Museu dos EUA com 7 milhões de fósseis luta por sobrevivência

Instituição enfrenta crise financeira e precisa arrecadar fundos urgentes.

Museu da Terra enfrenta dificuldades financeiras e precisa arrecadar US$ 400 mil até o fim do ano.

O Museu da Terra, localizado em Ithaca, Nova York, é reconhecido por sua vasta coleção de fósseis, incluindo espécimes que datam de eras geológicas extintas. No entanto, a instituição enfrenta uma luta crítica por sua sobrevivência, devido a uma crise financeira que coloca em risco não só seu funcionamento, mas também a preservação de um dos maiores acervos de fósseis da América do Norte.

A crise financeira do Museu da Terra

A Instituição de Pesquisa Paleontológica (PRI), responsável pelo museu, precisa urgentemente arrecadar US$ 400 mil até o final de 2025. Caso contrário, a coleção de mais de 7 milhões de fósseis, acumulada ao longo de quase um século, pode ser desmembrada e dispersa entre outros centros de pesquisa.
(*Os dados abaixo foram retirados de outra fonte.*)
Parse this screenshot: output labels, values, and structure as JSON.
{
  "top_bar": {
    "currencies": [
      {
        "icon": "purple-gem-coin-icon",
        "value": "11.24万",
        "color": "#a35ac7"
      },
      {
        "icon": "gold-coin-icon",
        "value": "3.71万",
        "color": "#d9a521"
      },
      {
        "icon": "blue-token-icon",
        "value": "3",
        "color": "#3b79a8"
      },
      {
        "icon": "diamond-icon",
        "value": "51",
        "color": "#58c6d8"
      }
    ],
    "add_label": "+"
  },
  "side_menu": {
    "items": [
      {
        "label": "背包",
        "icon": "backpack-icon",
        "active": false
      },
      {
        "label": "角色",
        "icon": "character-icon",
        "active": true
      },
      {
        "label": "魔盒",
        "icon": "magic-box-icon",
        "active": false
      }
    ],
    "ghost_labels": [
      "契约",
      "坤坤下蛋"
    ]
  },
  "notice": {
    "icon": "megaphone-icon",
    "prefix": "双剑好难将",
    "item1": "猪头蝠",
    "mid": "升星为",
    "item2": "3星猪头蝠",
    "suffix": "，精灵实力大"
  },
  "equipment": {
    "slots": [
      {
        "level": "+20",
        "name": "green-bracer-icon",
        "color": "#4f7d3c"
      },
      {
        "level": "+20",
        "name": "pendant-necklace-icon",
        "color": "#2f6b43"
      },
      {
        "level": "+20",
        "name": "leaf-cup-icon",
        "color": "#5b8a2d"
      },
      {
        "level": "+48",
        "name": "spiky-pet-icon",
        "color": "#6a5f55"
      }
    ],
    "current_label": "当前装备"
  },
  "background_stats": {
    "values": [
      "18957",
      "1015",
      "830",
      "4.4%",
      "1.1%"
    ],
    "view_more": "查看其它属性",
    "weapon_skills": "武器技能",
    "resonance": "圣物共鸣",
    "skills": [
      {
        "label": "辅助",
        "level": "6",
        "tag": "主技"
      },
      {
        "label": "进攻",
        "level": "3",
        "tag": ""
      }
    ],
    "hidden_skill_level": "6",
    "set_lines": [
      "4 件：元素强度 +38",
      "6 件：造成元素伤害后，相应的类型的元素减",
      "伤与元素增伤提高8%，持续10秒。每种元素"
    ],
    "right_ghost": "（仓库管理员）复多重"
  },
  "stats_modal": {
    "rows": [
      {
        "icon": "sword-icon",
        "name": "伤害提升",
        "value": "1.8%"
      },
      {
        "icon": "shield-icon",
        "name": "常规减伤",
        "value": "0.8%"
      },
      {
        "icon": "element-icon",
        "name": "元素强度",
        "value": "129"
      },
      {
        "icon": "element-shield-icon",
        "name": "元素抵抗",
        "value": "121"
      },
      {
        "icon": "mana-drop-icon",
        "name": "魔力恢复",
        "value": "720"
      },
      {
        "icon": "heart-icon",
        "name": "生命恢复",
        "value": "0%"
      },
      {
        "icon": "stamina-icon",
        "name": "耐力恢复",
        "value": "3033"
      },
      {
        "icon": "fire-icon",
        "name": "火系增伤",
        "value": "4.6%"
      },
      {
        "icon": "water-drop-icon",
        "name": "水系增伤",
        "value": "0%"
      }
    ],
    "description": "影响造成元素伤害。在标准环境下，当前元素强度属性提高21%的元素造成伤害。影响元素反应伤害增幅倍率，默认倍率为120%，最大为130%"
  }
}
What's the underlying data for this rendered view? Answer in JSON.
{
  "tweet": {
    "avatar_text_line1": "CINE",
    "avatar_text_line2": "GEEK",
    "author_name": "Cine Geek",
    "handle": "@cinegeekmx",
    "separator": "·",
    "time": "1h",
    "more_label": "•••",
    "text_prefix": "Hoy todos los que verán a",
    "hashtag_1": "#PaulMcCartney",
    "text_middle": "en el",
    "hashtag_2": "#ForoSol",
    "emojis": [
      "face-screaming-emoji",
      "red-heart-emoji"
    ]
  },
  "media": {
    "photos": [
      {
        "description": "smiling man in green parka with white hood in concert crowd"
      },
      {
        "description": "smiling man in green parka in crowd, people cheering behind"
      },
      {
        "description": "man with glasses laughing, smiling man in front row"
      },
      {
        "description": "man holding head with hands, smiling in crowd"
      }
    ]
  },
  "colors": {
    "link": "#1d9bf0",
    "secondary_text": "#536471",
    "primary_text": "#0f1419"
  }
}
Warren Allmon, diretor da PRI, alerta que a realocação de uma coleção desse porte é sem precedentes e poderia resultar na perda irreparável de conhecimento.

Historicamente, o museu recebeu apoio financeiro significativo de um doador anônimo, que contribuiu com US$ 20 milhões e prometeu um futuro investimento de US$ 30 milhões. Contudo, em 2022, esse fluxo de recursos foi interrompido, levando a PRI a tomar medidas drásticas, como cortes de pessoal e orçamento em 50%.

Reação da comunidade e esforços de arrecadação

Diante da possibilidade de fechamento, Allmon decidiu tornar públicos os desafios enfrentados pela instituição. Isso resultou em uma resposta positiva da comunidade, que se mobilizou para ajudar, incluindo uma doação de US$ 1 milhão de um ex-aluno da Universidade de Cornell.

A PRI lançou uma campanha de arrecadação com o objetivo de quitar sua hipoteca e evitar a execução hipotecária do prédio do museu. Com apenas alguns dias restantes, a instituição ainda precisa de US$ 400 mil para atingir sua meta de US$ 4 milhões, que é crucial para garantir sua continuidade.

O valor inestimável da coleção

O acervo do Museu da Terra não é apenas um conjunto de fósseis; é um testemunho da história da Terra e da evolução da vida. O diretor Allmon enfatiza que a perda desta coleção significaria não apenas a destruição de um patrimônio científico, mas também a perda de décadas de pesquisa e curadoria que tornaram esses espécimes acessíveis à comunidade científica e ao público.

A PRI, que foi fundada em 1932, também é responsável pela publicação dos Boletins de Paleontologia Americana, a revista científica mais antiga da área. A atual crise reflete um padrão preocupante em todo o setor, onde instituições culturais e científicas enfrentam cortes de financiamento e precisam lutar para manter suas operações.

Perspectivas futuras

Se a PRI conseguir arrecadar os fundos necessários, poderá continuar suas atividades até 2026 e além. No entanto, a equipe é realista sobre os desafios que estão por vir, incluindo mais cortes no financiamento federal. Natanya Khashan, da Aliança Americana de Museus, destaca a importância de apoio contínuo, não apenas por meio de doações, mas também através da mobilização da comunidade e do contato com representantes políticos para garantir que os museus possam continuar a servir ao público.

A luta do Museu da Terra é um microcosmo dos desafios enfrentados por muitas instituições científicas em todo o mundo, lembrando-nos da importância da preservação do nosso patrimônio cultural e científico.